522. Murine iPSC-Derived Macrophages Improve the In Vivo Disease Phenotype of Pulmonary Alveolar Proteinosis Due to Csf2rb Deficiency

Induced pluripotent stem cells (iPSCs) have proven applicability to various areas including disease modeling and cell therapy. Hereditary pulmonary alveolar proteinosis (herPAP) is a rare lung disease caused by mutations within the α- (CSF2RA) or β-chain (CSF2RB) of the GM-CSF receptor gene (CSF2R), resulting in the inability of alveolar macrophages (MΦ) to clear the alveolar spaces from surfactant material.

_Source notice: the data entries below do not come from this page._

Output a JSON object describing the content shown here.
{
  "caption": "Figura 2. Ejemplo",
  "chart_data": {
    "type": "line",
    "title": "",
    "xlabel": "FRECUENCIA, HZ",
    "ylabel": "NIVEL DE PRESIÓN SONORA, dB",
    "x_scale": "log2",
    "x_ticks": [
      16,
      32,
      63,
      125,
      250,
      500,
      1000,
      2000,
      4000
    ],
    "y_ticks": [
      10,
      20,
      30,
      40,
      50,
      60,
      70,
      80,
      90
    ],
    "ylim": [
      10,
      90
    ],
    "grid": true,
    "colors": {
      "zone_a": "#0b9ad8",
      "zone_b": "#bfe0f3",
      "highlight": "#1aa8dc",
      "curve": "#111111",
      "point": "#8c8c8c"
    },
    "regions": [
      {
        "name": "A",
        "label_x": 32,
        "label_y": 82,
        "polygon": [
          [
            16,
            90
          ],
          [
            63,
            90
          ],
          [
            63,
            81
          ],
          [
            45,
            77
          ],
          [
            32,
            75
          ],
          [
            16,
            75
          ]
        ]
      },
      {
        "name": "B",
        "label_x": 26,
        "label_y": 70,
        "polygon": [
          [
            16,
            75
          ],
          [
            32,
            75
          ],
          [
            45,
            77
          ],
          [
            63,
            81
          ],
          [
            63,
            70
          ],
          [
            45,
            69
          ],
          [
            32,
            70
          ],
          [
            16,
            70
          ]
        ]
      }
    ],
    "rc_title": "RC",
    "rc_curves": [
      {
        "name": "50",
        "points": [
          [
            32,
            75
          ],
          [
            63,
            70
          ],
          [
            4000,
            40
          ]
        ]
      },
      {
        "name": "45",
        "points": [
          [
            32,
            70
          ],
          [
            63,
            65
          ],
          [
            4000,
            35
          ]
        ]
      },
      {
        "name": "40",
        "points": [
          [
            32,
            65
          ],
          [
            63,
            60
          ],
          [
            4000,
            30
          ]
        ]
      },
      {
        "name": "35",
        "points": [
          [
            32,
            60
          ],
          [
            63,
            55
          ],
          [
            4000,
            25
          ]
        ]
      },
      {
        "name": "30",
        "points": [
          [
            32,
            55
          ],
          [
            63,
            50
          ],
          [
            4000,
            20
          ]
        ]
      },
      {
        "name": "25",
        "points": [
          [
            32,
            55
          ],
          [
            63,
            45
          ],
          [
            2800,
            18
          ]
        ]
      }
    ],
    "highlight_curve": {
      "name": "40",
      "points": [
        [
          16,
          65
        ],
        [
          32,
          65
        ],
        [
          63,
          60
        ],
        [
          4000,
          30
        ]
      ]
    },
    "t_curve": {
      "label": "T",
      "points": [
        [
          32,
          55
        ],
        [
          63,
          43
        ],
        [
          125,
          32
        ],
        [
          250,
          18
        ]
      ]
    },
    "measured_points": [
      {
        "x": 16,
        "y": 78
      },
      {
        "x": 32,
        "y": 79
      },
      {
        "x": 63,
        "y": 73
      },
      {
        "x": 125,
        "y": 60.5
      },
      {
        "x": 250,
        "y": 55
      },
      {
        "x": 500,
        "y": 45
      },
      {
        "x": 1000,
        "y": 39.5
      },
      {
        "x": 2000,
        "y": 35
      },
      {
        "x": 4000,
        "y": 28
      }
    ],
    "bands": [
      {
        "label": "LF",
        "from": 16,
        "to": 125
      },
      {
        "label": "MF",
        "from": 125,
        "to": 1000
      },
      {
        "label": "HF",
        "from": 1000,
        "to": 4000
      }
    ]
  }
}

Given the limited treatment options in herPAP, we evaluated the suitability of murine iPSC-derived MΦ (iPSC-MΦ) for disease modelling and as a source for an innovative cell replacement therapy. To this point we first established an efficient and robust protocol to obtain mature and functional MΦ from healthy murine iPSCs. These MΦ closely resemble their counterparts generated in vitro from bone marrow cells with regard to morphology, surface phenotype and function. Furthermore, murine Csf2rb-deficient iPSCs (miPAP) were generated and submitted to our differentiation protocol. miPAP-derived MΦ faithfully recapitulated the defects in GM-CSF signaling and MΦ function present in herPAP patients. Of note, we also evaluated the feasibility, safety and clinical benefit of the intratracheal application of healthy iPSC-MΦ using a clinically relevant in vivo mouse model of herPAP. Following single pulmonary MΦ transplantation (PMT) of 4×106 iPSC-MΦ, specific engraftment was observed in the alveolar spaces for up to 8 weeks as shown by tissue sections and PCR. Moreover, cells displayed donor-specific CD45.1 expression and typical MΦ morphology in vivo and upon re-isolation. No teratoma formation or tissue toxicity was detected in the organs of transplanted mice. Most importantly, following PMT a significant improvement of disease parameters such as reduced protein, M-CSF, GM-CSF and surfactant protein-D (SP-D) concentration was shown in the bronchoalveolar lavage fluid. We also observed a decrease in PAS-positive material in lung sections and a reduction in lung opacity in computer tomography scans. Thus, we here present an efficient differentiation protocol to obtain MΦ from iPSCs for disease modeling and introduce PMT of iPSC-MΦ as an innovative cell therapy for herPAP.